Jeremy’s post about his first decade with Twitter made for interesting reading, particularly in how he compares the use of that service to the longevity of his website:

I’m not sure if my Twitter account will still exist ten years from now. But I’m pretty certain that my website will still be around.

Alternatively, it concerns me that folks in the Bay Area tend to treat their websites as business cards instead of archives, as Jeremy suggests. Many designers and developers that I’ve met believe personal websites are constrained to a lonely paragraph of text that only clarifies what they do for a living.

At the moment I think about my website from two angles: as a stream and an archive.

A Stream

This is how I’ve organised /notes—they’re tiny bundles of information that don’t really have to go anywhere or do anything. There’s no pressure to polish the language, it’s a stream of consciousness that can be fine tuned and edited into tip-top shape later on.

Ideally these pieces of text are what I think of as design-agnostic. If I change the typeface or the background or add crazy animations to the page then the text itself won’t mean something different. The text is fluid and isn’t dependent on complicated graphics and other bits of UI to illustrate a point.

An Archive

This is where I put all of the information that often takes twelve months or so to research, edit, and design — this is how I’ve organised /essays for now. These blocks of text are heavily dependent on a specific, custom layout. In order to preserve the longevity of notes I make a brand new stylesheet for each essay, purchase the fonts indefinitely and host them locally, before I throw away the key and never touch the code again. That way, none of that essay code and styles will infect the notes I write.

This point of view requires a different approach to design in general though: How can I ensure that my work is still available, and accessible, for decades into the future, I wonder. How can I protect this little piece of the web, place my stamp on it, and preserve it as best I can?

In early 2013 I decided that I would never delete anything from my site again. Even if it was painfully banal or just plain silly, everything was going to remain in place for as long as possible.
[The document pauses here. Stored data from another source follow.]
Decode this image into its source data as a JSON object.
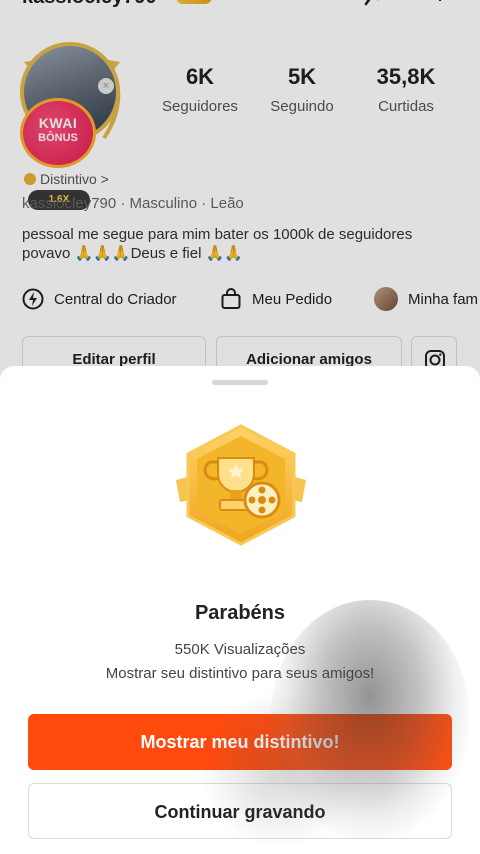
{
  "profile": {
    "username": "kassiocley790",
    "stats": [
      {
        "value": "6K",
        "label": "Seguidores"
      },
      {
        "value": "5K",
        "label": "Seguindo"
      },
      {
        "value": "35,8K",
        "label": "Curtidas"
      }
    ],
    "bonus_badge": {
      "line1": "KWAI",
      "line2": "BÔNUS"
    },
    "multiplier": "1.6X",
    "distintivo_label": "Distintivo >",
    "meta": "kassiocley790 · Masculino · Leão",
    "bio": "pessoal me segue para mim bater os 1000k de seguidores povavo 🙏🙏🙏Deus e fiel 🙏🙏",
    "quick_actions": [
      {
        "label": "Central do Criador",
        "icon": "lightning-circle-icon"
      },
      {
        "label": "Meu Pedido",
        "icon": "shopping-bag-icon"
      },
      {
        "label": "Minha fam",
        "icon": "avatar-icon"
      }
    ],
    "buttons": {
      "edit_profile": "Editar perfil",
      "add_friends": "Adicionar amigos"
    }
  },
  "sheet": {
    "title": "Parabéns",
    "views": "550K Visualizações",
    "description": "Mostrar seu distintivo para seus amigos!",
    "primary_button": "Mostrar meu distintivo!",
    "secondary_button": "Continuar gravando"
  },
  "colors": {
    "accent": "#ff4a0d",
    "badge_gold": "#f3b52a",
    "bonus_pink": "#e01e52"
  }
}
Yet slowly, over time, I’m watching these bigger essays that I write break down. Certain features no longer work in browsers as I once remember them; atrophy has set in and it’s like watching the text sink slowly into a thick pool of mud.

And that’s ok. Things are going to change over the decades, considering this website will likely outlast many platforms and social networks and browsers.
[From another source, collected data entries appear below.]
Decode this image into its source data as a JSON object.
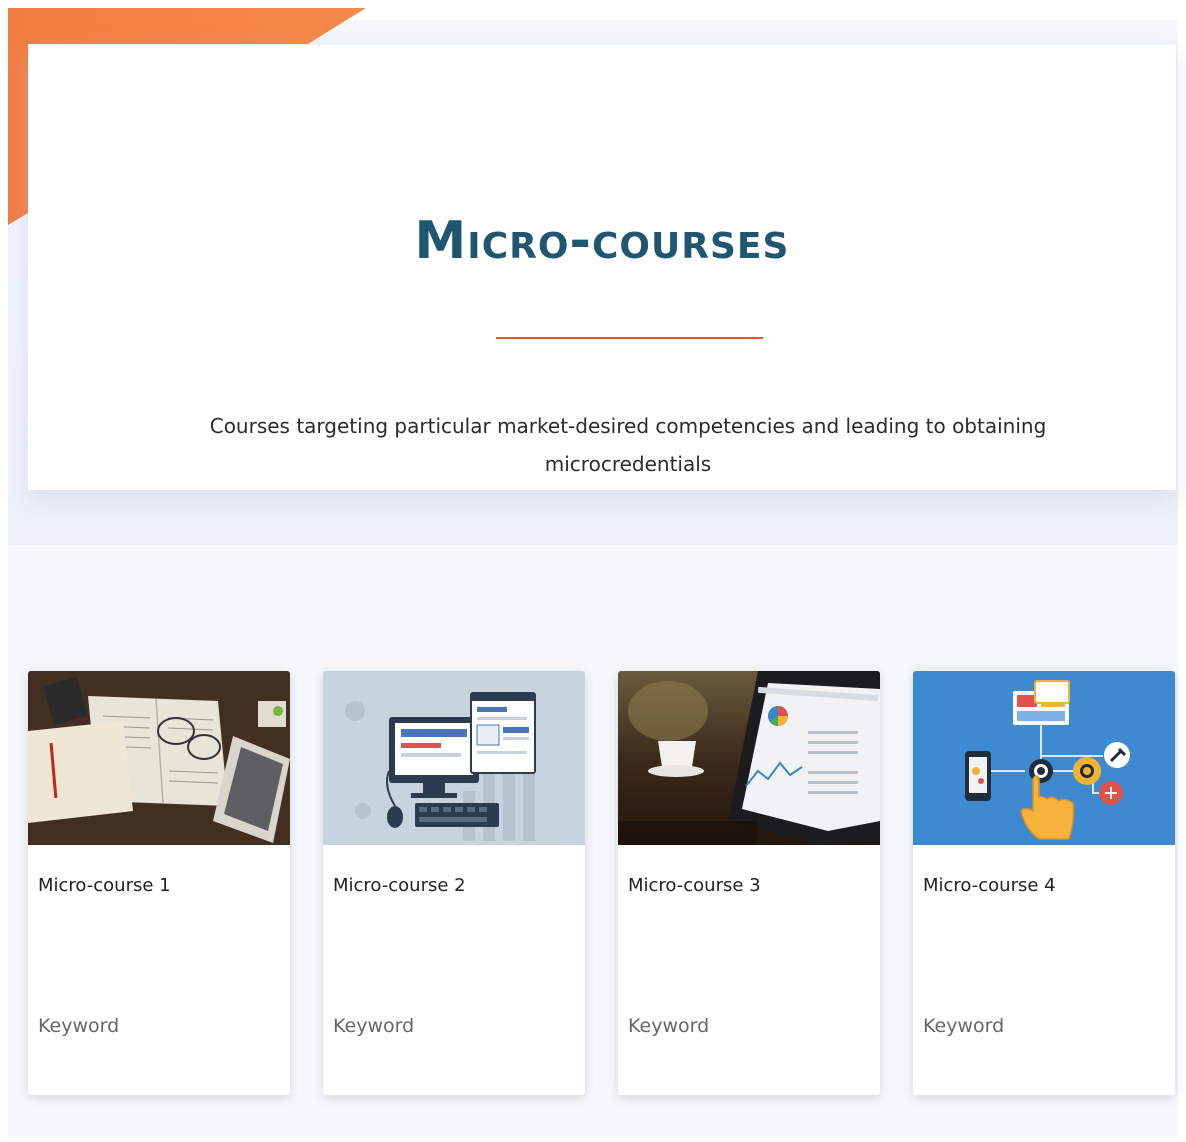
{
  "hero": {
    "title": "Micro-courses",
    "subtitle": "Courses targeting particular market-desired competencies and leading to obtaining microcredentials"
  },
  "colors": {
    "accent": "#f07a3e",
    "title": "#1f5670",
    "divider": "#e8572a"
  },
  "courses": [
    {
      "title": "Micro-course 1",
      "keyword": "Keyword",
      "image": "books-and-tablet-photo"
    },
    {
      "title": "Micro-course 2",
      "keyword": "Keyword",
      "image": "computer-illustration"
    },
    {
      "title": "Micro-course 3",
      "keyword": "Keyword",
      "image": "tablet-analytics-photo"
    },
    {
      "title": "Micro-course 4",
      "keyword": "Keyword",
      "image": "digital-touch-illustration"
    }
  ]
}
Hopefully my website will even outlive me, too. That’s because I don’t want my presence online to resolve into a tacky business card once I’m gone — I’m an XYZ in San Francisco — instead, I want it to be an archive of everything that I’ve ever thought was worth keeping around. All the things I’ve pointed at, linked to, discussed, argued about. Once I’m gone I want this place to be an archive of all the things I’ve ever loved, even if they were messy and fragile and a little broken.